Cela dit, Birgitte était prête aussi. Son arc à la main, un carquois à la hanche, elle avait posé à ses pieds un ballot à peine plus petit que ceux de la Fille-Héritière. Nynaeve n’aurait pas été surprise que les robes offertes par Luca soient à l’intérieur. En revanche, la tenue de l’héroïne l’étonna beaucoup. L’espèce de jupe-culotte qu’elle portait ressemblait au pantalon bouffant qu’elle arborait dans le Monde des Rêves, n’étaient la couleur – vieil or plutôt que jaune – et les jambes non resserrées sur les chevilles. Et sa veste bleue était également d’une coupe qui rappelait quelque chose à Nynaeve.

D’où venaient ces vêtements ? Le mystère fut résolu quand Clarine arriva au pas de course, s’excusant d’avoir mis si longtemps, avec deux autres jupes et une veste supplémentaire que Birgitte ajouta dans son ballot.

Clarine s’attarda pour dire combien elle était désolée de les voir quitter la troupe. Elle ne fut pas la seule à délaisser un moment les préparatifs du départ pour venir faire ses adieux aux cinq « artistes ».

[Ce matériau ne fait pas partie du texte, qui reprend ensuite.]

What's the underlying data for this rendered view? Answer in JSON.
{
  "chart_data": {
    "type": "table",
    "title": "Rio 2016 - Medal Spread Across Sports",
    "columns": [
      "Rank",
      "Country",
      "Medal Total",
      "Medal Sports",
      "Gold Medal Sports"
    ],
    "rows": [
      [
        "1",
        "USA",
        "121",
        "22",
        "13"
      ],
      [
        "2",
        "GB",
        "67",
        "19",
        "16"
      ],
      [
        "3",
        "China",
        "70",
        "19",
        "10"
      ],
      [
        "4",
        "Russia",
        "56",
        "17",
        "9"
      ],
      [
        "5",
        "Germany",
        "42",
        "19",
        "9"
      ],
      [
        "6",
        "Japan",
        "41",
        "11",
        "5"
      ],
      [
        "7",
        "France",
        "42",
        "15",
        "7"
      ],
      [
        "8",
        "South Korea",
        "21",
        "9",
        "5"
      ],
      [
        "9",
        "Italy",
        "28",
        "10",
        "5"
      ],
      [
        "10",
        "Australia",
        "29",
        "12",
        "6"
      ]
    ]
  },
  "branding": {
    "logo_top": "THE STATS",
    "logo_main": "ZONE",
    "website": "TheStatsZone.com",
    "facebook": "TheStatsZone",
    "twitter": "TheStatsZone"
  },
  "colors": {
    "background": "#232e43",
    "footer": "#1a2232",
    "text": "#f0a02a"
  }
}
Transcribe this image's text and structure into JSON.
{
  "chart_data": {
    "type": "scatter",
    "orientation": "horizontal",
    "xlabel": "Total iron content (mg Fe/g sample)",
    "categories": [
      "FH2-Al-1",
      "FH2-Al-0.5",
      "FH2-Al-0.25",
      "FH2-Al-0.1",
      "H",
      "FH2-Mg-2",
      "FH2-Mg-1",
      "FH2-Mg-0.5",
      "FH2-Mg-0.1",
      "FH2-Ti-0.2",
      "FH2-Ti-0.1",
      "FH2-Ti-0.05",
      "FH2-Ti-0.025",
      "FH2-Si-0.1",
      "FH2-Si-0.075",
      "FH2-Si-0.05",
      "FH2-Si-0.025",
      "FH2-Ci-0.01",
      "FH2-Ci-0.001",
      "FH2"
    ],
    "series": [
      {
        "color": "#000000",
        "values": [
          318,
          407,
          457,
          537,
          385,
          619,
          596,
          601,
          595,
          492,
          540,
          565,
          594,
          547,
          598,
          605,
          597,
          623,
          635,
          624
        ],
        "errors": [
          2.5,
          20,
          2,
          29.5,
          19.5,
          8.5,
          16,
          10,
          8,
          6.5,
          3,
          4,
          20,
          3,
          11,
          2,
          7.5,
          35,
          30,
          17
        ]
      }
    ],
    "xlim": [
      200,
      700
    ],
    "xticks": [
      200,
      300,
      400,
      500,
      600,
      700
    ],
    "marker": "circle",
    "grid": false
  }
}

Après leur avoir offert deux boîtes de ses excentriques « allumettes », ou quel que soit le nom qu’elle leur donnait, Aludra leur souhaita bon voyage avec un accent du Tarabon à couper au couteau.

Avec un soupir, Nynaeve rangea dans son sac de cuir l’embarrassant cadeau. Alors qu’Elayne avait poussé les boîtes précédentes au fond de l’étagère, derrière des sacs de haricots, agissant dans le dos de Nynaeve, cette dernière avait pris garde à les « oublier » quand elle avait inspecté une dernière fois la roulotte.

Faisant mine de ne pas voir l’air inquiet de sa femme, Petra proposa d’escorter le petit groupe jusqu’au fleuve. Les Chavana et les jongleurs, Kin et Bari, offrirent de venir aussi. Mais si Petra se rembrunit quand Nynaeve affirma que ce n’était pas la peine – très vite, car Galad, Thom, Juilin et Uno semblaient disposés à accepter des renforts –, tous les autres eurent du mal à dissimuler leur soulagement.